The Journal was steeped in Kilkenny with all its brilliance and excellent reporting was right up there with the elite in a fascinating mix of tales, wails and innovative wonders like The Kilkenny Beer Festival and Arts Week.

Pumped by enthusiasm, passion and pride the urge to edge Kilkenny to the innovative and wildly active capital of Ireland was led from the bowels of City Hall. 

At that venue every Monday many amazing councillor characters, hugely active and exciting local public representatives from various political hues fought with each other, tickled each other’s tummies but always joined forces in any war to defend our city.

Our local newspapers were in the thick of a schemozzle to garner the best amenities for our city and county.
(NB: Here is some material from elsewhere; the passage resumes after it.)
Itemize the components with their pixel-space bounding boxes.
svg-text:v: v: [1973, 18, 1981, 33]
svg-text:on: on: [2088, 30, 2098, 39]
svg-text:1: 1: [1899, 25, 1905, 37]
Hungry newshounds, including, in more recent years, scribes from another fine local publication the Kilkenny Standard, hustled and bustled to be first with the news. 

Press releases did exist, albeit were not as plentiful as today, but they were mainly viewed as dustbin material as journos battled to win the best possible angle on any breaking stories in a bid to woo readers. 

Writers supped porter together, were mostly friends but when it came to courage, pride and a yearning to be the leader of the newspaper pack then it was dog eat dog as Kilkenny Cats hunted for the inside line.

KCLR, Community Radio Kilkenny City, The Kilkenny People and Kilkenny Observer could all do themselves a favour by reporting on the mystery of excessive deaths in our city and county, in tandem with similar excessive mortality right across our country and continuing throughout the world.

What Government and its agencies are working hard to cover up, for whatever reason, newspapers and radio could do what such organs could ask the awkward questions and keeping readers and listeners well informed.

That would be a great starting block that just might give the two radios and two newspapers the zip they need to endear themselves more to local communities.

In a nutshell our newspapers of yore were vibrant, busting guts for the good of Kilkenny and like our devoted City Fathers of Corporation fame they were brilliant local ambassadors that devoted chunks of their columns to selling Kilkenny in its best suit.

For a plethora of reasons, local newspapers generally have experienced a dramatic fall from grace while local radio, a more recent phenomenon is also forced to fight its corner vigorously.

So is there an escape hatch to a successful renaissance? 

That would be putting the words ‘real news’ back into local media and hopefully bring back the good old days when the weekly paid for sale of the Kilkenny People was circa 20,000 copies.

 Thousands of newspapers were also bought up every week by our Diaspora that gobbled up what was fondly called the letter from home that they fondly treasured.

Times were often frugal in Ireland over several generations but, admirably standards were high, particularly in the wonderful world of print that badly needs an injection of life.

Without the latter the forecast has to be shaky; very shaky.

The irony is that writing about death our local media could enjoy a new lease of life.